Got caught up with some batch performance testing this week. In one respect batch testing can be seen as relatively easy. You create the data the hard part and then run the batch schedule the easy part. We had focused on the creating the data, while our system admin colleagues would migrate the batch schedule to the test environment ready for testing.
So, we created the data and then comes the day for batch testing. Of course this happens to be 7PM on Friday night but that is the life of a performance tester some times. It was also because the sys admin migrated the start time for the jobs from production and did not what to change the start time to a more convenient time.
This is where the problems occurred. Many of the batch jobs are user scheduled primarily for creating data for reports. Coincidently these don’t have and SLA requirements and are just killed if they exceed a preset execution time. These jobs couldn’t run as in the new test database as their user credential where not configured. The next problem was pending jobs, several of the main jobs where not configured correctly this meant they went into a pending state, luckily the sys admins could correct and restart the job however, this meant that many jobs where restarted in parallel and the timings of their execution is disturbed by other jobs executing.

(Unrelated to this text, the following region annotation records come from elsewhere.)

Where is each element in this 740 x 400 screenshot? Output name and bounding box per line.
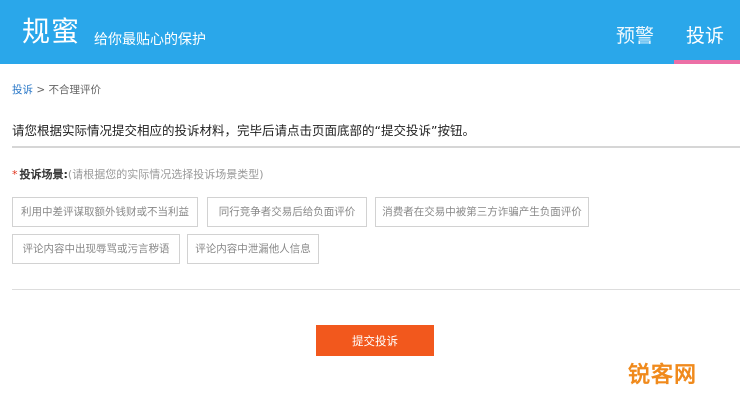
slogan: 给你最贴心的保护 (94, 32, 206, 48)
scenario-option-third-party-fraud[interactable]: 消费者在交易中被第三方诈骗产生负面评价 (375, 197, 589, 227)
breadcrumb-separator: > (36, 84, 46, 96)
breadcrumb-link-complaint[interactable]: 投诉 (12, 84, 33, 96)
breadcrumb: 投诉 > 不合理评价 (12, 82, 101, 97)
instruction-text: 请您根据实际情况提交相应的投诉材料，完毕后请点击页面底部的“提交投诉”按钮。 (12, 123, 475, 138)
breadcrumb-current: 不合理评价 (48, 84, 102, 96)
divider (12, 289, 740, 290)
submit-complaint-button[interactable]: 提交投诉 (316, 325, 434, 356)
watermark-logo: 锐客网 (628, 363, 698, 388)
divider (12, 146, 740, 148)
nav-item-warning[interactable]: 预警 (616, 21, 654, 48)
required-mark: * (12, 168, 18, 181)
scenario-label: * 投诉场景:(请根据您的实际情况选择投诉场景类型) (12, 166, 264, 182)
scenario-option-competitor[interactable]: 同行竞争者交易后给负面评价 (207, 197, 367, 227)
nav-active-indicator (674, 60, 740, 64)
logo[interactable]: 规蜜 (22, 10, 80, 50)
app-header: 规蜜 给你最贴心的保护 预警 投诉 (0, 0, 740, 64)
scenario-option-abusive-language[interactable]: 评论内容中出现辱骂或污言秽语 (12, 234, 180, 264)
scenario-hint: (请根据您的实际情况选择投诉场景类型) (67, 168, 264, 181)
nav-item-complaint[interactable]: 投诉 (686, 21, 724, 48)
scenario-option-privacy-leak[interactable]: 评论内容中泄漏他人信息 (187, 234, 319, 264)
scenario-title: 投诉场景: (19, 168, 68, 181)
scenario-option-extortion[interactable]: 利用中差评谋取额外钱财或不当利益 (12, 197, 198, 227)
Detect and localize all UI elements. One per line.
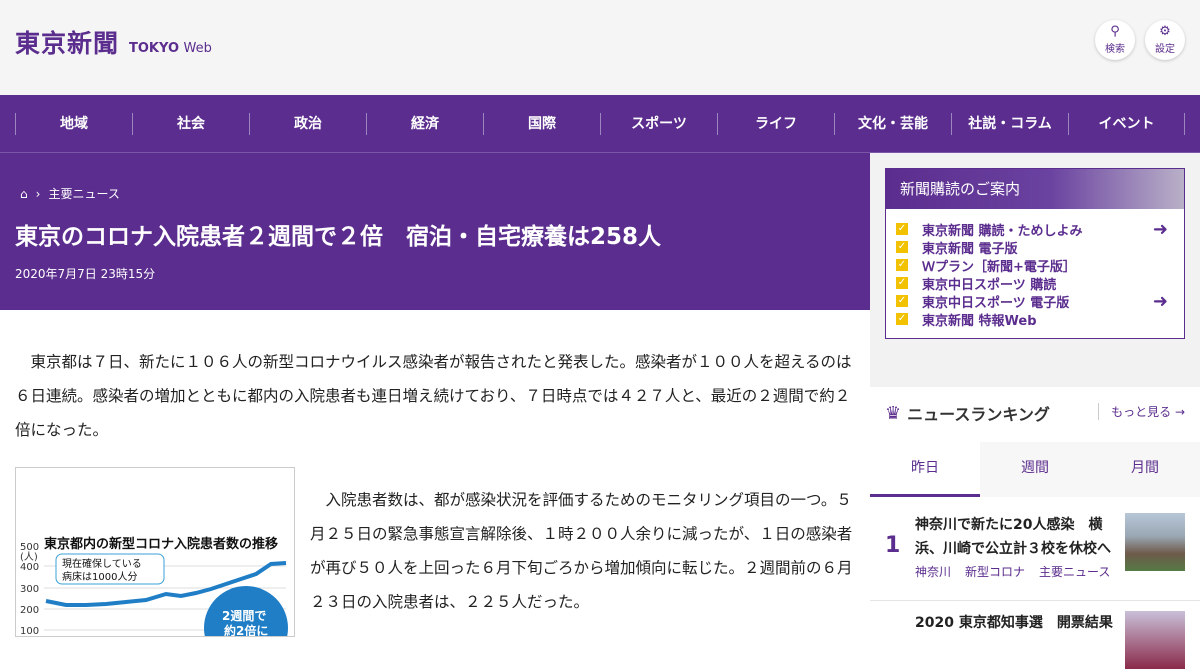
gear-icon: ⚙ (1159, 24, 1171, 39)
y-tick: 300 (20, 584, 39, 595)
home-icon[interactable]: ⌂ (20, 187, 28, 201)
subscription-item[interactable]: ✓ 東京中日スポーツ 購読 (886, 274, 1184, 293)
callout-text-1: 2週間で (222, 608, 266, 623)
article-title: 東京のコロナ入院患者２週間で２倍 宿泊・自宅療養は258人 (15, 224, 662, 250)
arrow-right-icon: → (1174, 405, 1185, 419)
article-paragraph-2: 入院患者数は、都が感染状況を評価するためのモニタリング項目の一つ。５月２５日の緊… (310, 491, 853, 611)
y-tick: 500 (20, 542, 39, 553)
site-logo[interactable]: 東京新聞 TOKYO Web (15, 24, 212, 60)
y-tick: 400 (20, 562, 39, 573)
nav-item-sports[interactable]: スポーツ (600, 112, 717, 135)
search-label: 検索 (1105, 44, 1125, 55)
ranking-number: 1 (885, 533, 901, 558)
main-nav: 地域 社会 政治 経済 国際 スポーツ ライフ 文化・芸能 社説・コラム イベン… (0, 95, 1200, 153)
subscription-list: ✓ 東京新聞 購読・ためしよみ ➜ ✓ 東京新聞 電子版 ✓ Ｗプラン［新聞+電子版］ … (886, 209, 1184, 329)
callout-text-2: 約2倍に (224, 623, 268, 637)
tab-weekly[interactable]: 週間 (980, 442, 1090, 497)
y-tick: 100 (20, 626, 39, 637)
logo-english: TOKYO Web (129, 41, 212, 56)
settings-label: 設定 (1155, 44, 1175, 55)
article-date: 2020年7月7日 23時15分 (15, 267, 156, 281)
ranking-item[interactable]: 2020 東京都知事選 開票結果 (870, 609, 1200, 669)
note-text-1: 現在確保している (62, 557, 142, 570)
ranking-thumbnail[interactable] (1125, 611, 1185, 669)
figure-title: 東京都内の新型コロナ入院患者数の推移 (44, 536, 278, 552)
article-paragraph-1: 東京都は７日、新たに１０６人の新型コロナウイルス感染者が報告されたと発表した。感… (15, 353, 852, 439)
ranking-tags: 神奈川 新型コロナ 主要ニュース (915, 563, 1110, 580)
nav-item-culture[interactable]: 文化・芸能 (834, 112, 951, 135)
nav-item-international[interactable]: 国際 (483, 112, 600, 135)
subscription-title: 新聞購読のご案内 (886, 169, 1184, 209)
settings-button[interactable]: ⚙ 設定 (1145, 20, 1185, 60)
chevron-right-icon: › (35, 186, 41, 201)
article-header: ⌂ › 主要ニュース 東京のコロナ入院患者２週間で２倍 宿泊・自宅療養は258人… (0, 153, 870, 310)
tag[interactable]: 主要ニュース (1039, 563, 1110, 580)
ranking-item-title[interactable]: 神奈川で新たに20人感染 横浜、川崎で公立計３校を休校へ (915, 513, 1115, 561)
ranking-thumbnail[interactable] (1125, 513, 1185, 571)
nav-item-area[interactable]: 地域 (15, 112, 132, 135)
check-icon: ✓ (896, 313, 908, 325)
tag[interactable]: 新型コロナ (965, 563, 1025, 580)
logo-japanese: 東京新聞 (15, 29, 120, 58)
ranking-tabs: 昨日 週間 月間 (870, 442, 1200, 497)
nav-item-society[interactable]: 社会 (132, 112, 249, 135)
nav-item-event[interactable]: イベント (1068, 112, 1185, 135)
subscription-item[interactable]: ✓ 東京中日スポーツ 電子版 ➜ (886, 291, 1184, 312)
site-header: 東京新聞 TOKYO Web ⚲ 検索 ⚙ 設定 (0, 0, 1200, 95)
check-icon: ✓ (896, 241, 908, 253)
check-icon: ✓ (896, 223, 908, 235)
tab-monthly[interactable]: 月間 (1090, 442, 1200, 497)
subscription-item[interactable]: ✓ 東京新聞 特報Web (886, 310, 1184, 329)
tag[interactable]: 神奈川 (915, 563, 951, 580)
login-icon[interactable]: ➜ (1153, 219, 1168, 240)
ranking-title: ニュースランキング (907, 405, 1050, 424)
ranking-more-link[interactable]: もっと見る → (1098, 403, 1185, 420)
news-ranking: ♛ ニュースランキング もっと見る → 昨日 週間 月間 1 神奈川で新たに20… (870, 387, 1200, 669)
subscription-box: 新聞購読のご案内 ✓ 東京新聞 購読・ためしよみ ➜ ✓ 東京新聞 電子版 ✓ Ｗプラン… (885, 168, 1185, 339)
subscription-item[interactable]: ✓ 東京新聞 購読・ためしよみ ➜ (886, 219, 1184, 240)
inpatient-chart: 東京都内の新型コロナ入院患者数の推移 (人) 500 400 300 200 1… (20, 536, 288, 637)
search-icon: ⚲ (1110, 24, 1120, 39)
crown-icon: ♛ (885, 402, 902, 424)
search-button[interactable]: ⚲ 検索 (1095, 20, 1135, 60)
article-figure[interactable]: 東京都内の新型コロナ入院患者数の推移 (人) 500 400 300 200 1… (15, 467, 295, 637)
nav-item-economy[interactable]: 経済 (366, 112, 483, 135)
ranking-header: ♛ ニュースランキング (885, 401, 1050, 425)
login-icon[interactable]: ➜ (1153, 291, 1168, 312)
subscription-item[interactable]: ✓ Ｗプラン［新聞+電子版］ (886, 256, 1184, 275)
nav-item-life[interactable]: ライフ (717, 112, 834, 135)
subscription-item[interactable]: ✓ 東京新聞 電子版 (886, 238, 1184, 257)
check-icon: ✓ (896, 295, 908, 307)
ranking-item-title[interactable]: 2020 東京都知事選 開票結果 (915, 611, 1115, 635)
nav-item-column[interactable]: 社説・コラム (951, 112, 1068, 135)
nav-item-politics[interactable]: 政治 (249, 112, 366, 135)
note-text-2: 病床は1000人分 (62, 570, 137, 583)
breadcrumb: ⌂ › 主要ニュース (20, 185, 120, 202)
breadcrumb-section[interactable]: 主要ニュース (48, 185, 119, 202)
y-tick: 200 (20, 605, 39, 616)
check-icon: ✓ (896, 259, 908, 271)
check-icon: ✓ (896, 277, 908, 289)
ranking-item[interactable]: 1 神奈川で新たに20人感染 横浜、川崎で公立計３校を休校へ 神奈川 新型コロナ… (870, 511, 1200, 601)
tab-yesterday[interactable]: 昨日 (870, 442, 980, 497)
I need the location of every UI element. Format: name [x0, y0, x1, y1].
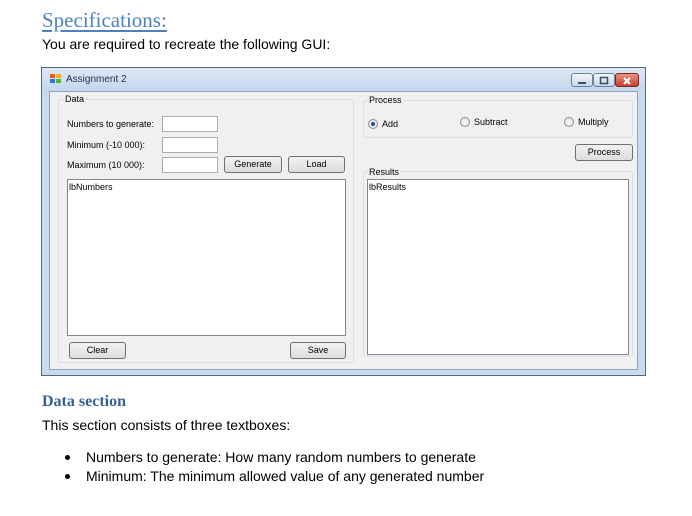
maximize-button[interactable] — [593, 73, 615, 87]
save-button[interactable]: Save — [290, 342, 346, 359]
maximize-icon — [599, 76, 609, 85]
results-listbox-name: lbResults — [369, 182, 407, 192]
minimize-icon — [578, 82, 586, 84]
process-button[interactable]: Process — [575, 144, 633, 161]
app-window: Assignment 2 Data Numbers to generate: M… — [41, 67, 646, 376]
subtract-radio-label: Subtract — [474, 117, 508, 127]
maximum-input[interactable] — [162, 157, 218, 173]
numbers-listbox[interactable]: lbNumbers — [67, 179, 346, 336]
generate-button[interactable]: Generate — [224, 156, 282, 173]
numbers-listbox-name: lbNumbers — [69, 182, 113, 192]
results-listbox[interactable]: lbResults — [367, 179, 629, 355]
results-group-label: Results — [368, 167, 401, 177]
data-group-label: Data — [64, 94, 86, 104]
spec-intro: You are required to recreate the followi… — [42, 36, 331, 52]
app-icon — [50, 74, 61, 83]
list-item: Minimum: The minimum allowed value of an… — [62, 467, 484, 486]
data-section-intro: This section consists of three textboxes… — [42, 417, 291, 433]
list-item: Numbers to generate: How many random num… — [62, 448, 484, 467]
process-group-label: Process — [368, 95, 403, 105]
minimum-input[interactable] — [162, 137, 218, 153]
window-client: Data Numbers to generate: Minimum (-10 0… — [49, 91, 638, 370]
multiply-radio-label: Multiply — [578, 117, 609, 127]
add-radio[interactable] — [368, 119, 378, 129]
window-title: Assignment 2 — [66, 74, 127, 85]
data-section-heading: Data section — [42, 393, 126, 410]
minimize-button[interactable] — [571, 73, 593, 87]
add-radio-label: Add — [382, 119, 399, 129]
numbers-label: Numbers to generate: — [67, 119, 155, 129]
title-bar: Assignment 2 — [42, 68, 645, 91]
clear-button[interactable]: Clear — [69, 342, 126, 359]
bullet-list: Numbers to generate: How many random num… — [62, 448, 484, 486]
close-icon — [623, 77, 631, 85]
minimum-label: Minimum (-10 000): — [67, 140, 146, 150]
subtract-radio[interactable] — [460, 117, 470, 127]
maximum-label: Maximum (10 000): — [67, 160, 145, 170]
multiply-radio[interactable] — [564, 117, 574, 127]
load-button[interactable]: Load — [288, 156, 345, 173]
numbers-input[interactable] — [162, 116, 218, 132]
close-button[interactable] — [615, 73, 639, 87]
spec-heading: Specifications: — [42, 8, 167, 32]
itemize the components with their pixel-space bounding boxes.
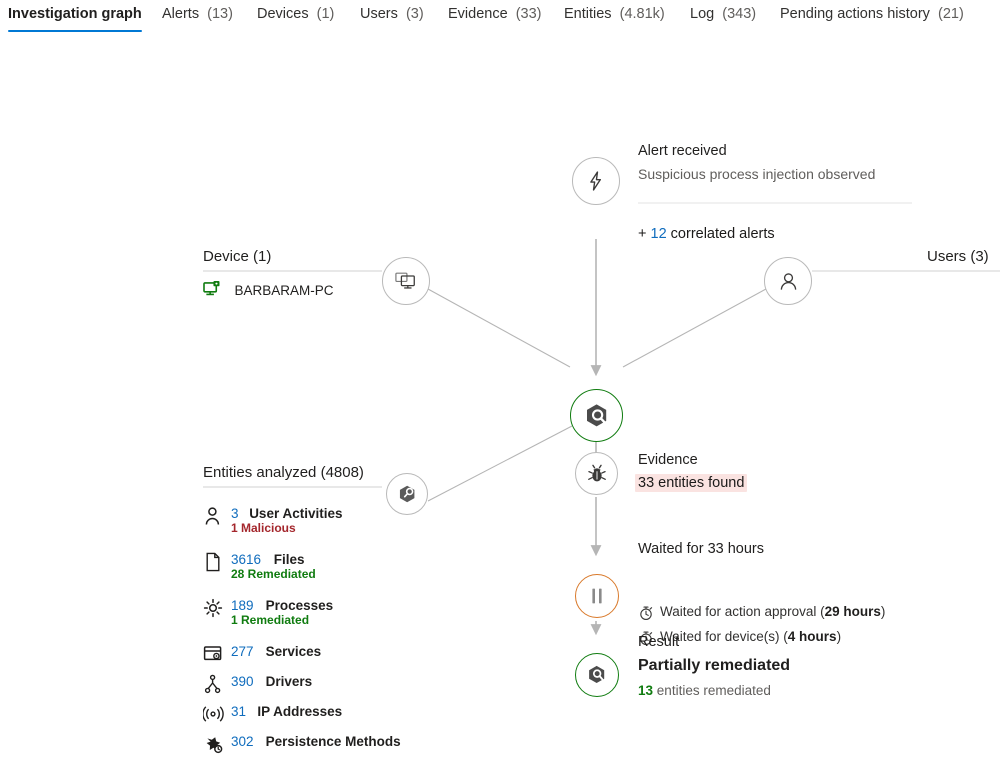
device-header: Device (1) [203, 248, 272, 265]
pause-icon [592, 588, 602, 604]
tab-label: Log [690, 6, 715, 22]
drivers-icon [203, 674, 225, 694]
file-icon [203, 552, 225, 572]
graph-edges [203, 202, 1000, 636]
waited-devices-label: Waited for device(s) ( [660, 629, 788, 644]
waited-approval-text: Waited for action approval (29 hours) [660, 604, 885, 619]
user-icon [780, 272, 796, 290]
evidence-title: Evidence [638, 452, 698, 468]
tab-label: Investigation graph [8, 6, 142, 22]
result-node[interactable] [575, 653, 619, 697]
evidence-found: 33 entities found [635, 474, 748, 492]
evidence-found-text: 33 entities found [635, 474, 748, 492]
entities-node[interactable] [386, 473, 428, 515]
services-icon [203, 644, 225, 664]
entity-label: User Activities [249, 506, 343, 521]
user-icon [203, 506, 225, 526]
tab-users[interactable]: Users (3) [360, 4, 424, 24]
bug-icon [587, 464, 606, 481]
waited-approval-tail: ) [880, 604, 886, 619]
entity-label: Drivers [265, 674, 313, 689]
entity-label: Files [273, 552, 305, 567]
result-status: Partially remediated [638, 657, 791, 674]
waited-node[interactable] [575, 574, 619, 618]
tab-entities[interactable]: Entities (4.81k) [564, 4, 665, 24]
tab-count: (13) [207, 6, 233, 22]
entity-count[interactable]: 302 [231, 734, 254, 749]
tab-bar: Investigation graph Alerts (13) Devices (1… [0, 0, 1000, 33]
entity-status: 1 Remediated [231, 613, 310, 627]
persistence-icon [203, 734, 225, 754]
device-machine-name[interactable]: BARBARAM-PC [234, 283, 333, 298]
entity-label: Processes [265, 598, 334, 613]
users-header: Users (3) [927, 248, 989, 265]
correlated-alerts[interactable]: + 12 correlated alerts [638, 226, 775, 242]
waited-devices-tail: ) [836, 629, 842, 644]
result-title: Result [638, 634, 680, 650]
device-online-icon [203, 281, 220, 296]
device-node[interactable] [382, 257, 430, 305]
tab-alerts[interactable]: Alerts (13) [162, 4, 233, 24]
investigation-result-icon [589, 665, 605, 684]
waited-approval-duration: 29 hours [824, 604, 881, 619]
entity-label: Persistence Methods [265, 734, 401, 749]
tab-count: (1) [316, 6, 335, 22]
correlated-plus: + [638, 226, 647, 242]
tab-investigation-graph[interactable]: Investigation graph [8, 4, 142, 32]
tab-label: Alerts [162, 6, 200, 22]
users-node[interactable] [764, 257, 812, 305]
tab-evidence[interactable]: Evidence (33) [448, 4, 542, 24]
tab-count: (343) [722, 6, 757, 22]
result-remediated: 13 entities remediated [638, 683, 771, 698]
entity-count[interactable]: 31 [231, 704, 246, 719]
tab-label: Users [360, 6, 398, 22]
evidence-node[interactable] [575, 452, 618, 495]
tab-label: Pending actions history [780, 6, 930, 22]
entity-label: Services [265, 644, 322, 659]
entity-status: 28 Remediated [231, 567, 316, 581]
entity-label: IP Addresses [257, 704, 343, 719]
alert-subtitle: Suspicious process injection observed [638, 166, 876, 182]
device-machine-row[interactable]: BARBARAM-PC [203, 281, 333, 300]
tab-devices[interactable]: Devices (1) [257, 4, 334, 24]
correlated-label: correlated alerts [670, 226, 775, 242]
tab-label: Devices [257, 6, 309, 22]
entity-count[interactable]: 390 [231, 674, 254, 689]
entity-count[interactable]: 189 [231, 598, 254, 613]
waited-devices-text: Waited for device(s) (4 hours) [660, 629, 841, 644]
entity-count[interactable]: 3616 [231, 552, 261, 567]
waited-devices-duration: 4 hours [787, 629, 837, 644]
alert-node[interactable] [572, 157, 620, 205]
tab-label: Entities [564, 6, 612, 22]
correlated-count[interactable]: 12 [651, 226, 667, 242]
result-remediated-label: entities remediated [656, 683, 771, 698]
waited-approval-label: Waited for action approval ( [660, 604, 825, 619]
lightning-bolt-icon [590, 171, 601, 191]
waited-title: Waited for 33 hours [638, 541, 764, 557]
entity-status: 1 Malicious [231, 521, 296, 535]
tab-label: Evidence [448, 6, 508, 22]
investigation-hub-node[interactable] [570, 389, 623, 442]
entity-count[interactable]: 3 [231, 506, 239, 521]
alert-title: Alert received [638, 143, 727, 159]
tab-count: (4.81k) [619, 6, 665, 22]
ip-address-icon [202, 704, 225, 724]
tab-pending-actions-history[interactable]: Pending actions history (21) [780, 4, 964, 24]
tab-count: (21) [937, 6, 964, 22]
entity-count[interactable]: 277 [231, 644, 254, 659]
stopwatch-icon [640, 606, 653, 621]
tab-count: (33) [515, 6, 542, 22]
investigation-icon [586, 403, 606, 426]
gear-icon [203, 598, 225, 618]
devices-icon [395, 272, 415, 289]
tab-log[interactable]: Log (343) [690, 4, 756, 24]
tab-count: (3) [405, 6, 424, 22]
entities-panel-header: Entities analyzed (4808) [203, 464, 364, 481]
result-remediated-count: 13 [638, 683, 654, 698]
entities-icon [399, 485, 414, 502]
active-tab-underline [8, 29, 142, 32]
investigation-graph-canvas: Alert received Suspicious process inject… [0, 33, 1000, 756]
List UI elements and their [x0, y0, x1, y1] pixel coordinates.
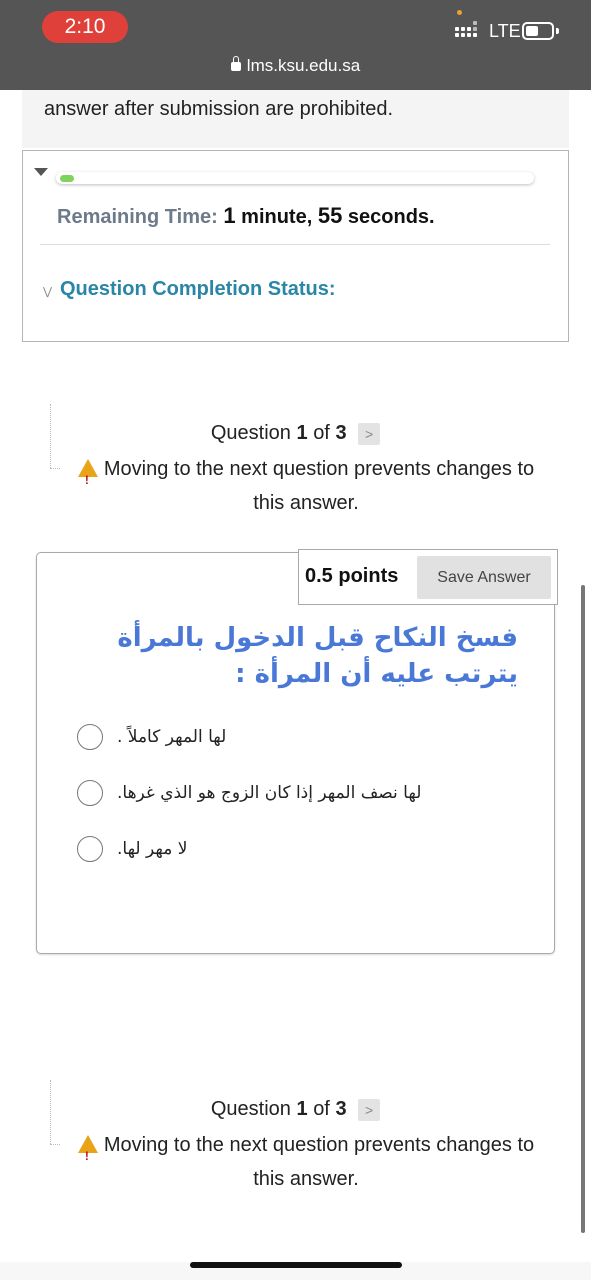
question-nav-bottom: Question 1 of 3 > — [0, 1098, 591, 1121]
question-nav-of: of — [313, 422, 330, 444]
question-card — [36, 552, 555, 954]
time-progress-bar — [56, 172, 534, 184]
question-nav-total: 3 — [335, 1098, 347, 1120]
page-scrollbar[interactable] — [581, 585, 585, 1233]
question-nav-total: 3 — [335, 422, 347, 444]
answer-option-label[interactable]: لها المهر كاملاً . — [117, 727, 226, 747]
radio-button[interactable] — [77, 724, 103, 750]
double-chevron-icon[interactable]: ⋁ — [43, 285, 52, 298]
question-nav-prefix: Question — [210, 422, 291, 444]
remaining-minutes: 1 — [223, 203, 236, 228]
warning-icon: ! — [77, 1135, 98, 1163]
radio-button[interactable] — [77, 836, 103, 862]
privacy-indicator-dot — [457, 10, 462, 15]
remaining-time: Remaining Time: 1 minute, 55 seconds. — [57, 203, 435, 229]
answer-option-label[interactable]: لها نصف المهر إذا كان الزوج هو الذي غرها… — [117, 783, 421, 803]
answer-option-label[interactable]: لا مهر لها. — [117, 839, 187, 859]
question-nav-top: Question 1 of 3 > — [0, 422, 591, 445]
battery-icon — [522, 22, 554, 40]
question-nav-current: 1 — [296, 1098, 308, 1120]
question-nav-prefix: Question — [210, 1098, 291, 1120]
nav-warning-line2: this answer. — [253, 492, 359, 514]
battery-tip — [556, 28, 559, 34]
next-question-button[interactable]: > — [358, 1098, 381, 1121]
signal-icon — [455, 21, 481, 41]
nav-warning-line1: ! Moving to the next question prevents ch… — [56, 1128, 556, 1163]
caret-down-icon[interactable] — [34, 168, 48, 176]
chevron-right-icon: > — [365, 1101, 374, 1118]
lock-icon — [230, 56, 241, 71]
nav-warning-line2: this answer. — [253, 1168, 359, 1190]
timer-divider — [40, 244, 550, 245]
next-question-button[interactable]: > — [358, 422, 381, 445]
remaining-seconds-unit: seconds. — [347, 206, 435, 228]
question-nav-of: of — [313, 1098, 330, 1120]
time-progress-fill — [60, 175, 75, 182]
network-type: LTE — [489, 21, 521, 41]
remaining-minutes-unit: minute, — [241, 206, 313, 228]
question-points: 0.5 points — [305, 565, 399, 587]
home-indicator[interactable] — [190, 1262, 402, 1268]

So a few things I want to remember for next time:
1) Do you need to test the batch schedule or just the execution of the key long jobs?
2) Can the scheduling mechanism be deployed into the test environment?
3) Make sure all user account, privileges and settings are migrated correctly!
4) Have a policy about what to do about pending jobs, restarting etc?
5) The inconvenience of changing the schedule start time may outweigh dealing with batch issues @ 3 AM in the morning.